Book Review: “NOW I SEE…”

cover of book: "Now I SEE, How I Battled Blindness, Mental Illness, and Expresso Habit and Lived to Tell the Tale" by Mariagrazia Buttitta. Picture of Mariagrazia sitting holding long white cane. also headshot of Mariagrazia

I recently read the moving memoir NOW I SEE: How I Battled Blindness, Mental Illness, an Espresso Habit and Lived to Tell the Tale by peer advisor Mariagrazia Buttitta.  I encourage you to read the book and Mariagrazia’s personal story, which she has written as a new peer advisor for APH VisionAware.

The Beginning of the Memoir

Mariagrazia’s memoir begins with all the gripping intensity of the first act of a play—only it’s her life.

The setting is her room—dark, late at night, in a small two-bedroom apartment she shares with her parents in northern New Jersey. Mariagrazia’s emotions are heightened—or dulled, depending on how the reader interprets her pain. Her darkness mirrors the darkness around her. She is unable even to stand up, although she feels jittery from having drunk several shots of espresso. As her cell phone flashes, she retreats from it as it represents “the outside world,” with which she doesn’t feel worthy to interact. Thoughts of suicide loop through her mind. The reader doesn’t see what has brought the author to this point.

Little Maria

It’s not until Mariagrazia glimpses an old childhood journal belonging to “Little Maria” that she sees a glimmer of hope. Little Maria is introduced through her diary, almost as another character. The reader sees a cheery little three-year-old who loves parties, her family—especially her Mamma—sweets, and who’s a little bit naughty. The author latches onto the younger version of herself as if she alone can save her.

It’s easy to understand how Little Maria whispers life to her. The author’s story swings to Sicily, Italy, as she recalls her childhood and how, through her writing as a third and fourth grader, Little Maria silences the bullies and achieves whatever she wants at the stroke of her pen. Gradually, the reader becomes aware that Little Maria faces challenges at parties, school, and social events. She gets bumps and bruises and falls all the time. The reasons are stated subtly, but her parents see the repercussions as an ongoing worry.

I loved the cultural aspect of this memoir—the food, holidays, the well-defined roles, her family and extended family, and even neighbors. And it especially demonstrated the relationship she had with her mother.

One stirring poem in Little Maria’s diary touched me: “Ode to Blue.” It captures the optimism of Little Maria. Her mamma told her blue was “like your gorgeous blue eyes,” so she knew the color blue had to be magical. The poem was simple but very joyful.

It emerges through the author’s storytelling technique that Little Maria has a sight problem, and the various specialists can’t find the cause. The stories go on, and readers see Mariagrazia’s struggles deepen as she faces bullies at school and teachers who haven’t a clue about her sight loss. They believe she is slow and treat her accordingly—with strong cultural bias.

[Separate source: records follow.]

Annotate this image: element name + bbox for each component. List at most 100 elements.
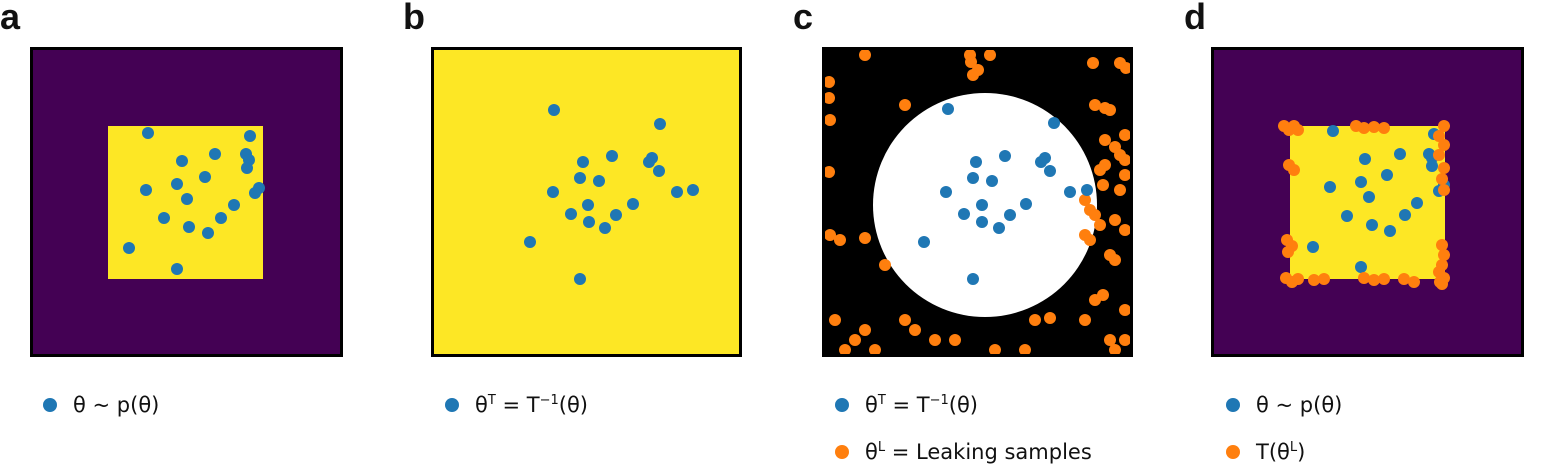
panel-c-transformed-samples <box>918 103 1093 285</box>
sample-point <box>993 222 1005 234</box>
sample-point <box>1355 176 1367 188</box>
sample-point <box>918 236 930 248</box>
panel-c-canvas <box>825 50 1130 354</box>
sample-point <box>1019 344 1031 354</box>
sample-point <box>1438 162 1450 174</box>
sample-point <box>1089 209 1101 221</box>
sample-point <box>859 50 871 61</box>
legend-d-2: T(θL) <box>1226 437 1305 467</box>
sample-point <box>574 172 586 184</box>
sample-point <box>999 150 1011 162</box>
sample-point <box>1408 276 1420 288</box>
sample-point <box>958 208 970 220</box>
sample-point <box>967 172 979 184</box>
legend-marker-blue <box>445 398 459 412</box>
sample-point <box>825 229 836 241</box>
sample-point <box>1341 210 1353 222</box>
sample-point <box>986 175 998 187</box>
legend-a-1: θ ~ p(θ) <box>43 390 159 420</box>
sample-point <box>181 193 193 205</box>
sample-point <box>687 184 699 196</box>
sample-point <box>1378 122 1390 134</box>
sample-point <box>1318 273 1330 285</box>
sample-point <box>1292 124 1304 136</box>
sample-point <box>1381 169 1393 181</box>
sample-point <box>825 114 836 126</box>
sample-point <box>899 99 911 111</box>
sample-point <box>1324 181 1336 193</box>
sample-point <box>970 156 982 168</box>
sample-point <box>1308 274 1320 286</box>
sample-point <box>1097 179 1109 191</box>
sample-point <box>1020 198 1032 210</box>
sample-point <box>942 103 954 115</box>
sample-point <box>1109 254 1121 266</box>
sample-point <box>142 127 154 139</box>
sample-point <box>593 175 605 187</box>
sample-point <box>984 50 996 61</box>
sample-point <box>1394 148 1406 160</box>
sample-point <box>202 227 214 239</box>
sample-point <box>1084 234 1096 246</box>
sample-point <box>547 186 559 198</box>
sample-point <box>643 156 655 168</box>
sample-point <box>1081 184 1093 196</box>
sample-point <box>1044 165 1056 177</box>
sample-point <box>1426 160 1438 172</box>
sample-point <box>1358 272 1370 284</box>
sample-point <box>1366 219 1378 231</box>
sample-point <box>599 222 611 234</box>
panel-label-d: d <box>1184 0 1206 37</box>
panel-c-leaking-samples <box>825 50 1130 354</box>
panel-a-samples <box>123 127 265 275</box>
sample-point <box>1433 149 1445 161</box>
sample-point <box>574 273 586 285</box>
legend-label: θ ~ p(θ) <box>73 393 160 417</box>
sample-point <box>1378 273 1390 285</box>
sample-point <box>965 56 977 68</box>
sample-point <box>1089 294 1101 306</box>
sample-point <box>1109 214 1121 226</box>
sample-point <box>1359 153 1371 165</box>
sample-point <box>1089 99 1101 111</box>
sample-point <box>1094 164 1106 176</box>
sample-point <box>249 187 261 199</box>
legend-marker-blue <box>1226 398 1240 412</box>
sample-point <box>1044 312 1056 324</box>
sample-point <box>1438 139 1450 151</box>
panel-b-canvas <box>524 104 699 285</box>
sample-point <box>976 199 988 211</box>
sample-point <box>834 234 846 246</box>
legend-marker-blue <box>835 398 849 412</box>
sample-point <box>825 76 835 88</box>
legend-d-1: θ ~ p(θ) <box>1226 390 1342 420</box>
sample-point <box>1004 209 1016 221</box>
sample-point <box>1119 334 1130 346</box>
legend-label: T(θL) <box>1256 440 1306 464</box>
sample-point <box>1119 304 1130 316</box>
sample-point <box>582 199 594 211</box>
sample-point <box>1436 278 1448 290</box>
sample-point <box>1079 194 1091 206</box>
sample-point <box>859 232 871 244</box>
legend-label: θL = Leaking samples <box>865 440 1092 464</box>
sample-point <box>1119 169 1130 181</box>
sample-point <box>829 314 841 326</box>
sample-point <box>1064 186 1076 198</box>
legend-label: θT = T−1(θ) <box>865 393 978 417</box>
sample-point <box>1029 314 1041 326</box>
sample-point <box>123 242 135 254</box>
panel-a-canvas <box>108 126 265 279</box>
sample-point <box>899 314 911 326</box>
panel-c-plot <box>822 47 1133 357</box>
sample-point <box>839 344 851 354</box>
sample-point <box>209 148 221 160</box>
panel-label-a: a <box>0 0 21 37</box>
sample-point <box>940 186 952 198</box>
sample-point <box>1087 57 1099 69</box>
sample-point <box>967 69 979 81</box>
legend-marker-orange <box>1226 445 1240 459</box>
sample-point <box>967 273 979 285</box>
panel-d-canvas <box>1278 120 1450 290</box>
sample-point <box>654 118 666 130</box>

The hope that Little Maria demonstrates is carried through at various ages. As a teen it comes out in stubbornness, her ironic thoughts, and her description of the three specialists who cannot agree on the cause of her problems. She names them “the three stooges.” This courage and humor lift the reader out of our sadness for her.

At a certain point, Mariagrazia is told she should be in a school for blind children, although that never happened. She decides she wants to study fashion design, a visual field. What came through was that the author knows what she wants and why and cannot be deterred. It represented a strength of purpose, character, determination, and hope.

She points out the cultural bias encountered in the blind community and how that hurts. She finds the courage to voice her anger, something difficult for the authorities in charge to deal with. 

Facing Sight Loss and Mental Illness

It becomes more apparent that the author faces both sight loss and mental illness, especially after emigrating to the US and having panic attacks in college. A friend takes her to a play, perhaps guessing at her psychological state, and opens her eyes to help.

Throughout the book, Mariagrazia demonstrates how the support of her family has provided the basis of her strength. Even in the dark hours, she desires to protect them from finding out how her mental and emotional state would hurt them.

The rest of the book chronicles her journey to safe mental health and adjustment to vision loss from cone dystrophy. I most enjoyed discovering the elements of the author’s character that demonstrated her individuality and stubborn nature, the flashes of her humor, and witnessing her resilience.

This memoir taps into Italy, culture, childhood, the effects of long-term bullying, sight loss, mental illness, family ties, bias, disabilities, and, more importantly, abilities, resilience, and hope. I highly recommend it.